Кречмер не ошибался, его ум работал с той же точностью, с которой шестерни серебряного хронометра отсчитывали ровные интервалы вечности. В моменты недовольства Кречмер имел особенность говорить канцеляризмами, от этого «имели удовольствие» повеяло чем-то, что ощущалось в тесной кухне еще сильнее, чем плавящийся стеарин — тут было и раздражение человека, просидевшего взаперти три часа безо всякого толку, и усталость, и некоторая проявляющаяся у всех с возрастом по-разному брюзгливость.
— У вас отличная память на лица. Это и верно сын покойной.
— Тогда его появление тут, в вашем обществе, выглядит действительно странно.
— Он сирота, господин Кречмер. До тех пор, пока его судьба не определится, я посчитал верным предоставить ему крышу за свой счет. Конечно, проявление человеколюбия со стороны тоттмейстера и в самом деле отдает странностью…
— Ценю ваш сарказм, однако же он совершенно излишен сейчас. Позвольте, я представлю историю со своей стороны, и вы убедитесь, что странность эта совершенно другого характера и свойства. Сперва вы осматриваете тело некоей женщины, погибшей от руки неизвестного. Потом вы сообщаете о том, что некто охотится за вашей собственной жизнью, уверяя меня в том, что в городе хозяйничает настоящий психопат. Теперь вы появляетесь в обществе сына покойной, да еще и вооруженные, как на битву! Ночная охота?
— Ерунда какая, — сказал я, пытаясь придать голосу некоторую легкомысленность. Но люди, умеющие разговаривать легкомысленно на любую тему, вряд ли когда-нибудь общаются с жандармами, явившимися посреди ночи и внимательно глядящими в твои глаза. — Я и в самом деле познакомился с Петером при известных вам обстоятельствах и не вижу в этом ничего особенного. Оружие же объясняется тем, что входная дверь была незаперта, а я, как человек мнительный, сразу предположил самое худшее. Тоттмейстеру позволительно быть несколько параноиком, знаете ли…

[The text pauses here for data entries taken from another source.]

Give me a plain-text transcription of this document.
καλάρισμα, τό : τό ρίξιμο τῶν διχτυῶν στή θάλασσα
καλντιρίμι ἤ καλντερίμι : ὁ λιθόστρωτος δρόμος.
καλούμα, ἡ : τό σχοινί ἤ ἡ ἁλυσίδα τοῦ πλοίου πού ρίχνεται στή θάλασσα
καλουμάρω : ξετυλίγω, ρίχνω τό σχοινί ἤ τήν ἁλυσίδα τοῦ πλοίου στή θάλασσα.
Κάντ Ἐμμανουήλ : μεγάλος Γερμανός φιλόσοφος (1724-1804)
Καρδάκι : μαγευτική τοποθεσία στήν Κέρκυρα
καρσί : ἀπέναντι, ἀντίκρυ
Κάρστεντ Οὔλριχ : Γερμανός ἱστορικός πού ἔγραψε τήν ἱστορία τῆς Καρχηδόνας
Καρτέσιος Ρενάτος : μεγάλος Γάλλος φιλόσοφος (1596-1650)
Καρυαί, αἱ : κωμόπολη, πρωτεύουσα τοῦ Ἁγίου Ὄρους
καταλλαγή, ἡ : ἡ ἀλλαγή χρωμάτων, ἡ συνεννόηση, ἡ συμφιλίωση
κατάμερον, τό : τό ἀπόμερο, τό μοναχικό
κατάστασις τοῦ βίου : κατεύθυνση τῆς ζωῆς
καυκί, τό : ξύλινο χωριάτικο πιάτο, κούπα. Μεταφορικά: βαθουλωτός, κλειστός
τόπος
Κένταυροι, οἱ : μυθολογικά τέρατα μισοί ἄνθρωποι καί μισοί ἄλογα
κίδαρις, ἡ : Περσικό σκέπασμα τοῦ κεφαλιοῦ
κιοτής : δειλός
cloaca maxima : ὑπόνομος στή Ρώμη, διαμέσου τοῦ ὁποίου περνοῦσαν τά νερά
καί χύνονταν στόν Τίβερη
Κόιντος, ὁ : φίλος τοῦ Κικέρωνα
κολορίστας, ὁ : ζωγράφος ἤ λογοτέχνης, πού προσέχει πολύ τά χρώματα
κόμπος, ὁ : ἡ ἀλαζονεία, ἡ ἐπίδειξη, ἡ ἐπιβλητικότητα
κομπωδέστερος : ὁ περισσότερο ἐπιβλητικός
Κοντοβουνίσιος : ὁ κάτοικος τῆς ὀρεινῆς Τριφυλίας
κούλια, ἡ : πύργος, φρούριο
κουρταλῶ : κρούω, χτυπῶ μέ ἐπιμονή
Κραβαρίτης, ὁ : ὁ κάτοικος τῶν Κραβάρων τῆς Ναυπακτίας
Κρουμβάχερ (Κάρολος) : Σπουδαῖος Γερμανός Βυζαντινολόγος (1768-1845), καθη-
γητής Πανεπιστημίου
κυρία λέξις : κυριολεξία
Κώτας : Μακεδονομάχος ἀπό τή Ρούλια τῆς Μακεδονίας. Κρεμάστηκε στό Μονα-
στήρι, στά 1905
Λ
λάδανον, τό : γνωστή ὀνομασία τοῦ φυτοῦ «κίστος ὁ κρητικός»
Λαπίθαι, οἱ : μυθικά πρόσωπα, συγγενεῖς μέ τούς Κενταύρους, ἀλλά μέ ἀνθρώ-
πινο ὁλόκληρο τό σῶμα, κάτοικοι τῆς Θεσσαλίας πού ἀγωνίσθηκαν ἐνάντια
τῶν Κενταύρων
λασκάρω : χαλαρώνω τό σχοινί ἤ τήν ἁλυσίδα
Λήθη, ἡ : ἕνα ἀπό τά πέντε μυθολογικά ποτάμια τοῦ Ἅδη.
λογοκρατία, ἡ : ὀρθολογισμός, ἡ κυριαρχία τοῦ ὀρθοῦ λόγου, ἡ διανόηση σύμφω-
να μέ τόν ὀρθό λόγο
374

— Закончим с этим, — проговорил Кречмер тоном, про который обычно принято говорить, что он не терпит возражений. — Вы по-прежнему считаете, что за вами охотится наш убийца?
Я вспомнил слова Макса. Теперь это уже не частное дело, оно принадлежит Ордену. Не мне, не полицай-президиуму. Отныне и впредь — только Ордену. Макс сказал — молчать. Максу и Ордену не нужен шум, как не нужны жандармы, выслеживающие на улицах кого-то, кто может оказаться нашим коллегой-магильером. Это ведь будет такая неприятная и глупейшая история, если психопат-убийца окажется твоим коллегой…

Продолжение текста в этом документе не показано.